Isto não é um poema, mas parece, porque isto é uma câmera extraordinária (“Imagino closes, fusões e planos-sequência a cada cigarro à meia luz”, escreve a poeta). Isto não é um poema, mas parece, porque isto é um diário polifônico dos muitos modos de existir (os belíssimos “Vaga-lumes resistentes a tempestades frias”, de Mariana Torres, remetem tanto, lidos em clave de metáfora elétrica, à “sobrevivência dos vaga-lumes”, de Pasolini/Didi-Huberman); Isto não é um poema, mas parece, porque isto é um acelerador de partículas provocando mil e uma colisões entre o real e o imaginado, entre o sonhado e o vivido; é o alto-falante da mente cotidiana transmitindo perguntas poderosas para um oráculo noturno: “Lampejos de sombras íntimas – será a isso que chamam carma?”.

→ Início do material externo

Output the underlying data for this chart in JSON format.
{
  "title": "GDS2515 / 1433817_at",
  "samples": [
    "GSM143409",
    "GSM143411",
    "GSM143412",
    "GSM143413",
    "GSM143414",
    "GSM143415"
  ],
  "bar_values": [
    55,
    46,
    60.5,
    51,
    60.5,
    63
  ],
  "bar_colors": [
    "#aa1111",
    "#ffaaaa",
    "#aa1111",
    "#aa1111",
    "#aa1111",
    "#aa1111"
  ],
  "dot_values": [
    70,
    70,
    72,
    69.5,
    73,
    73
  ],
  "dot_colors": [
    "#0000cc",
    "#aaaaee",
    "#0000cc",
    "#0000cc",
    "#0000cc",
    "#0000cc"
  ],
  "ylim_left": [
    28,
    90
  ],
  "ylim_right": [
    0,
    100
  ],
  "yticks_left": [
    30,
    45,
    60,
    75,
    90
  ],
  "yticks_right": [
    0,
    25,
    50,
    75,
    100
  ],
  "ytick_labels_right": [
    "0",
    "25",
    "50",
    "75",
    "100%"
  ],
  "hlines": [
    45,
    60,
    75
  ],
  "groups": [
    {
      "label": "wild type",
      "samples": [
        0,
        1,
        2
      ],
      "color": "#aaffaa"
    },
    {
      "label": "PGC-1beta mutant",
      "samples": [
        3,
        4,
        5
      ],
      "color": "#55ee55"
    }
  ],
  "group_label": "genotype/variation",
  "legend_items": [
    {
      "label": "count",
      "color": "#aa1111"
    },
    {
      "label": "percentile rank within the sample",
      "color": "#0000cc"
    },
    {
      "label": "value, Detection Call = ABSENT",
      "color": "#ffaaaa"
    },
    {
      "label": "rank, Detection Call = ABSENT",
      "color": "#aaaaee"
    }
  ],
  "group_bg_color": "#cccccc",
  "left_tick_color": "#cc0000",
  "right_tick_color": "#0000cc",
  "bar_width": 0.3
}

Sartre dizia que “imaginar é dar ao imaginário um naco de real para roer”, e quando Mariana, no ótimo poema de abertura, “Imagina”, salta da infância ao luto, numa velocidade tão vertiginosa quanto a leveza com que nos leva, percebemos estar diante de uma poeta que não hesita em nos servir, como fazem as pessoas de verdade: ora o sumo da fruta de lamber os beiços, ora o osso duro de roer do real.
Isto não é um poema, mas parece – porque isto é um livro de amor, essa condição mais radical cravada em nosso DNA. Amor mais geral, pela felicidade, pela vida, pela condição feminina, e amor mais particular, cheio de cheiros e sabores específicos, de zonas de luz, zonas de sombra, palavras e silêncios, e que, “Feito vestígio de terra em camiseta de criança”, não sai. Isto não é um poema, mas é sim, porque Eros vive e pulsa e ri ali. Isto não é um poema, mas parece
E, por fim, isto não é uma orelha ou apresentação crítica, senão teria que falar no domínio que a poeta tem do estilo enumerativo (como nos excepcionais poemas “Mudar de casa”, “Lista do dia” ou na incrível serialização “Coisas que já me disseram”) e outras questões estéticas. Isto é apenas mais uma constatação de que, para nos aproximarmos assim da vida e seus possíveis, é que existem os ótimos livros de poemas.